Is LightSwitch the Right Product?
Once you've explored LightSwitch and have seen all that it can and can't—and won't—do, the inevitable question is whether it really is a viable option for any but a small niche of professional developers and power users. Microsoft is marketing LightSwitch to both groups: to power users as a better, more scalable alternative to Excel and Access, and to professional developers as a quick and easy way to pound out forms-over-data applications. As purportedly a member of the latter group, I can easily foresee building more applications for clients using LightSwitch, when its constraints, mild as they are, are acceptable. As the IPAccessMgr application demonstrated, LightSwitch has plenty of ways to extend and customize what it does, and we were able to happily live with the technology choices Microsoft made for the tool. From this perspective, the LightSwitch team did an amazing job of creating a tool that is as comprehensive and productive as it is.
Whether LightSwitch will appeal to power users—those using Excel and Access now—is another matter. The IDE certainly helps create applications without needing to know too much about application architecture and things like Silverlight, WCF RIA services, or even databases. But there are two areas that have the potential to cause problems. The first is the database's design, if the application is not built to run against an existing database. Even using the LightSwitch data-design tools, there are plenty of potential problems with putting together a usable data schema that is easy to query and filter. But I suppose this is no different from potential issues designing an Access database for use in an application.
The other area with the potential for problems is the need for custom code. LightSwitch supports both VB and C#, either of which is a substantial step up from VBA that is embedded in Office applications. A user also has to get used to the event model in LightSwitch and learn the objects available to perform various actions as well as figure out the appropriate place to put code among the many options. It isn't the do-anything-anywhere environment of the full editions of Visual Studio, but it's a big step up from writing code in Excel or Access. This is far from an insurmountable problem, but it is certainly a hurdle. On the other hand, I'm sure that Microsoft will learn from users' early experiences with LightSwitch and over time make the product even easier to use.

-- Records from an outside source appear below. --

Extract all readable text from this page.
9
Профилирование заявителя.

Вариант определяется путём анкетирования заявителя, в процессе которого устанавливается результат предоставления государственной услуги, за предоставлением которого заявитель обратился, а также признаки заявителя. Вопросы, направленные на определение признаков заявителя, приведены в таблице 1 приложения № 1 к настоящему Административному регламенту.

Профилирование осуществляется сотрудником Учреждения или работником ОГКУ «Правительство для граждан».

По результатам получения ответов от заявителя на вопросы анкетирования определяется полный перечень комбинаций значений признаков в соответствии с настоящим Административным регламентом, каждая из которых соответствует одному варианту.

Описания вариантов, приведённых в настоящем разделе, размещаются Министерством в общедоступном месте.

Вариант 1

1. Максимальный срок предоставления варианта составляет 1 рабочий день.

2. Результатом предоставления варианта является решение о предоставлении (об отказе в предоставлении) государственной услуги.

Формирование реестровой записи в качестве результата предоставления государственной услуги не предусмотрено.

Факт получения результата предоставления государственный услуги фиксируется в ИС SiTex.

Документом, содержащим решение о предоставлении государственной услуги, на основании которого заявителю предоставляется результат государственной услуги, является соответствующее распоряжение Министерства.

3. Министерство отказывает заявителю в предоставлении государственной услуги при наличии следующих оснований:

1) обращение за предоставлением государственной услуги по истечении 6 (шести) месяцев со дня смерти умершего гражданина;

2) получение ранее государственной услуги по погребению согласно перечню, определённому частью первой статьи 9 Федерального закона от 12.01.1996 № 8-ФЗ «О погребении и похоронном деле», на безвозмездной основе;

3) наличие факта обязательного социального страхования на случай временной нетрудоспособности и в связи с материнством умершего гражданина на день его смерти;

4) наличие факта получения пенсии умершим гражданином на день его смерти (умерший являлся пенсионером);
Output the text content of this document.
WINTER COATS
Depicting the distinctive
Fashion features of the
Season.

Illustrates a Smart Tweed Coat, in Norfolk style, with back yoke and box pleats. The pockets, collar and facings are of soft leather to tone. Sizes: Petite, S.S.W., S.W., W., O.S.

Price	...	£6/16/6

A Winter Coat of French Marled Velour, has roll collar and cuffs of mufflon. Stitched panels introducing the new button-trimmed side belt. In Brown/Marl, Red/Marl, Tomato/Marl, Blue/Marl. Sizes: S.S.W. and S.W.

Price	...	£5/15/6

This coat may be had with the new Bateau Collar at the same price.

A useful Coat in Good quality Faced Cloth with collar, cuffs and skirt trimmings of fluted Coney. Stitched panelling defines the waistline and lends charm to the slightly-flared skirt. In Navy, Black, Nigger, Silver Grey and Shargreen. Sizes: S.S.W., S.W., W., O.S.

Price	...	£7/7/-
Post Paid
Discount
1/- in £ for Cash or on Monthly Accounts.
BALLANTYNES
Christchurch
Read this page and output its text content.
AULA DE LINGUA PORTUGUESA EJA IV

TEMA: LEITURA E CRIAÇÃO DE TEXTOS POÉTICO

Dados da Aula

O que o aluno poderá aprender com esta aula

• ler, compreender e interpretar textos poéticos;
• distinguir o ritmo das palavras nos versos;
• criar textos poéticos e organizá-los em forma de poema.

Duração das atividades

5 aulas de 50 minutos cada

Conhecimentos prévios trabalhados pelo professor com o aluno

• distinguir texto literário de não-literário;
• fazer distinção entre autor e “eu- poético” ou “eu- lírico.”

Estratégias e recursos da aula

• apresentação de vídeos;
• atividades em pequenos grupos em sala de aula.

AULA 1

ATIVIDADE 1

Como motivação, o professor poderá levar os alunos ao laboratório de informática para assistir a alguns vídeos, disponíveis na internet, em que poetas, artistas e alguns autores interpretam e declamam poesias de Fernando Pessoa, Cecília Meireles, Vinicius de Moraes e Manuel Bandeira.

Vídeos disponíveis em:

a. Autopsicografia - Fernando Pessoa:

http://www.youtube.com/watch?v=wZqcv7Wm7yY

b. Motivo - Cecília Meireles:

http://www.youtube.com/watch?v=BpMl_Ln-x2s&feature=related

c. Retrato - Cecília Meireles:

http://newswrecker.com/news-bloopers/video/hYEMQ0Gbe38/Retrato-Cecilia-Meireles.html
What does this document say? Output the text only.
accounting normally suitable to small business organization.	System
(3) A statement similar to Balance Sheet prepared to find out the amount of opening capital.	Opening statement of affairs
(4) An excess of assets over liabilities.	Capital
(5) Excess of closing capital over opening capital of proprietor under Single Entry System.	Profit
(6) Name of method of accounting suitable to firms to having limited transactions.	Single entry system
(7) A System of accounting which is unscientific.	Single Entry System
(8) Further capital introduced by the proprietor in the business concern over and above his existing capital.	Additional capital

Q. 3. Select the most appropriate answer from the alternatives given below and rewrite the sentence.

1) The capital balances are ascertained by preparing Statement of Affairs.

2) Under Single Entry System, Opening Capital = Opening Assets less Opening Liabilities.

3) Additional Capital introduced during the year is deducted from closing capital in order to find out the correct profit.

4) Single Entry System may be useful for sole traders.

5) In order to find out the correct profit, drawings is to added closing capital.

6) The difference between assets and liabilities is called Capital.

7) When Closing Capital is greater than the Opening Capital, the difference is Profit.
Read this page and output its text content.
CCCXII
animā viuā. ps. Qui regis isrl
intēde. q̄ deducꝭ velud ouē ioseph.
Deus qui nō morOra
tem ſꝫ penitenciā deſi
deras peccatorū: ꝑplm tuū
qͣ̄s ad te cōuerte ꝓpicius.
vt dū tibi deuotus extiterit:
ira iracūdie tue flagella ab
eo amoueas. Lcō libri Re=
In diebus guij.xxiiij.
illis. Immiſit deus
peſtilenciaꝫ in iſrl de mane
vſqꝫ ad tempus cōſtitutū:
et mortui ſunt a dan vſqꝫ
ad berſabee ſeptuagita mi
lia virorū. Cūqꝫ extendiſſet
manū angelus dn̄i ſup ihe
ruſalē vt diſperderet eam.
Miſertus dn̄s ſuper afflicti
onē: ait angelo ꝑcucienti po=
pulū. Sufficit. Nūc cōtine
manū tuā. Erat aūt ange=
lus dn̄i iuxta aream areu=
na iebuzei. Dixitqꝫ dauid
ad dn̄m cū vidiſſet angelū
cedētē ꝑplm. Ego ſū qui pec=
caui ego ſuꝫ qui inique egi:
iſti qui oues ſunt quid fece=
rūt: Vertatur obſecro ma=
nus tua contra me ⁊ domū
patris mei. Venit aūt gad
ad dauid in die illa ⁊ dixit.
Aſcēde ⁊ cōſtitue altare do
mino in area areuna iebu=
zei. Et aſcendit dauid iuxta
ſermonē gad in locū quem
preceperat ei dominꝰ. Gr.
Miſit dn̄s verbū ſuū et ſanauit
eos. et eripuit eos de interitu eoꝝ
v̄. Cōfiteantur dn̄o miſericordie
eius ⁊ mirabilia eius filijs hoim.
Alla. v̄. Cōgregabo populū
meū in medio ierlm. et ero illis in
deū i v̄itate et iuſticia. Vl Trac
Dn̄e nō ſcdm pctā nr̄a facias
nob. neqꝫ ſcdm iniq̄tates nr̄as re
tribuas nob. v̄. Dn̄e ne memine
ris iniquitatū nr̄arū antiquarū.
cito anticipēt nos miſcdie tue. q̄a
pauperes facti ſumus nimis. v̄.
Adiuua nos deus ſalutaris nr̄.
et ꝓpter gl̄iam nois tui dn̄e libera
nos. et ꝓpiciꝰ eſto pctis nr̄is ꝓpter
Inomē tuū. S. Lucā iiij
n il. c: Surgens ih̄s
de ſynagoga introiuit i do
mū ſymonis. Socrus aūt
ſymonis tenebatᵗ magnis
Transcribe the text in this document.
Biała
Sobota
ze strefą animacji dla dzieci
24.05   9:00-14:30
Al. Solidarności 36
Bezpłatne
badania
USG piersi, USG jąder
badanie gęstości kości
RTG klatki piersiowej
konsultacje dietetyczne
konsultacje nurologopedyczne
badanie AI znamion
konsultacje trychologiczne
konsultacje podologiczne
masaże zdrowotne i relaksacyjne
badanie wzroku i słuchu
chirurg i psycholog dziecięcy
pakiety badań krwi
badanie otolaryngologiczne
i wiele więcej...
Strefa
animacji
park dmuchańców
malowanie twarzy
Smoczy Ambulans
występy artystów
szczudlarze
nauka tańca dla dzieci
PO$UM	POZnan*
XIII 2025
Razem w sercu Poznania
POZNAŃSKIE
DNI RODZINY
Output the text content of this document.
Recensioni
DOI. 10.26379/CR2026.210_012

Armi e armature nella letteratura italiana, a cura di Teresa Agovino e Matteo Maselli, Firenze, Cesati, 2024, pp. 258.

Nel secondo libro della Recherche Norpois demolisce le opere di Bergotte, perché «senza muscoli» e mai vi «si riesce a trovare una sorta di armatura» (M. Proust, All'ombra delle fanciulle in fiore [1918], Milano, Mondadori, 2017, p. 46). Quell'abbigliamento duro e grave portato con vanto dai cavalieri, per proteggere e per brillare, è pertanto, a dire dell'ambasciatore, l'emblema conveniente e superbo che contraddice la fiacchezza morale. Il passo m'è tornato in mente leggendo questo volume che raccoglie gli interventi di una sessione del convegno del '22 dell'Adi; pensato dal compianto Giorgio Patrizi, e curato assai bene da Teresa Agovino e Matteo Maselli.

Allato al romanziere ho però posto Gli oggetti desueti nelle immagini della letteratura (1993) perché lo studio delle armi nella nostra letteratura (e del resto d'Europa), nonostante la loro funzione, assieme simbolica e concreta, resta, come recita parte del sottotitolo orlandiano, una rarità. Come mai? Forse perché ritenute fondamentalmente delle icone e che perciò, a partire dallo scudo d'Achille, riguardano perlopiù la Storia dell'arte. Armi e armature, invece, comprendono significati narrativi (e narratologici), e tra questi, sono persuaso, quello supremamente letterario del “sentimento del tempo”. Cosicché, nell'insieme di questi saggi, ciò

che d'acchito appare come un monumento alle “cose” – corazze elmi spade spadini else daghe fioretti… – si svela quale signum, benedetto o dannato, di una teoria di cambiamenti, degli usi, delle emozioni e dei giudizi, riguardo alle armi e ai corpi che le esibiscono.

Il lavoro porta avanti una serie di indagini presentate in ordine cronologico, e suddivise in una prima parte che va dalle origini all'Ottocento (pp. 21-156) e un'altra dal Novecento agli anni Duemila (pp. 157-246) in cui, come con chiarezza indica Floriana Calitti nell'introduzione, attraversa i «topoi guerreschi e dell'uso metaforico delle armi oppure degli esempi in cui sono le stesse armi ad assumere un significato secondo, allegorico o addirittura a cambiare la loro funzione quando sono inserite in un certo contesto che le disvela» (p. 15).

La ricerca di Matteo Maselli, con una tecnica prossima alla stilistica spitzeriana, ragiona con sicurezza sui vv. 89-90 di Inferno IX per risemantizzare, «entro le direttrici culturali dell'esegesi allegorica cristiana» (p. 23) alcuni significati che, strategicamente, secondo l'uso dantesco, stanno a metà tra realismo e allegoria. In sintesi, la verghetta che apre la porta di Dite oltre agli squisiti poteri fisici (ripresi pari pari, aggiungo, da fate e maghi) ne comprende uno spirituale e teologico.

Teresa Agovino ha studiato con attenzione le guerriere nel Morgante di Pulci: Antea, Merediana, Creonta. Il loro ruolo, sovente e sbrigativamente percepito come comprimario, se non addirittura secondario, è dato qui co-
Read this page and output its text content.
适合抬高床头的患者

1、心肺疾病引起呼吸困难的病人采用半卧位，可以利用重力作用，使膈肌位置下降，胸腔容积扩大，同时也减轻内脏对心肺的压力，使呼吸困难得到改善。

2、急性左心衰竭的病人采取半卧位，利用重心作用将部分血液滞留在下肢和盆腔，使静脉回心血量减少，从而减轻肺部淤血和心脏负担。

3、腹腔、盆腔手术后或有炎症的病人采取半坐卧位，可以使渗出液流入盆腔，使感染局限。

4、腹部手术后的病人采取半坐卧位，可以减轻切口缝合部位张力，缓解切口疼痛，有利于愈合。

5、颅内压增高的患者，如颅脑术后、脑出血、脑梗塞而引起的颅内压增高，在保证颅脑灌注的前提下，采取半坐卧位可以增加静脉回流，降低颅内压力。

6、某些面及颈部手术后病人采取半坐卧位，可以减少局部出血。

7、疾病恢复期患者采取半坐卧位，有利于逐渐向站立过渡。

It also doesn't seem that Microsoft is yet marketing the product correctly to target power users. By making LightSwitch a member of the Visual Studio family of products and, at least initially, making it available on developer-focused MSDN, the company seems to be primarily targeting professional developers at the moment. They have produced a detailed feature-by-feature comparison of LightSwitch and Visual Studio 2010 Professional, but I have yet to find similar comparisons with Excel and Access. If Microsoft wants to move power users from those products to LightSwitch, they'll need to provide a compelling case to switch. If they made LightSwitch available as part of Office, that would change everything. Only time will tell if LightSwitch gains traction with power users.
Nevertheless, this first release of LightSwitch is ideally suited to its targeted niche of applications, where data is king and the point of the application is not the UI. It is a remarkably complete product, one that almost certainly will grow into its targeted niche and ingratiate itself with its target audience. One good sign for LightSwitch is that component vendors are starting to release products specifically for use with LightSwitch, including Telerik, ComponentOne, DevExpress, and Infragistics. Support from third parties has always been a good sign for Microsoft products.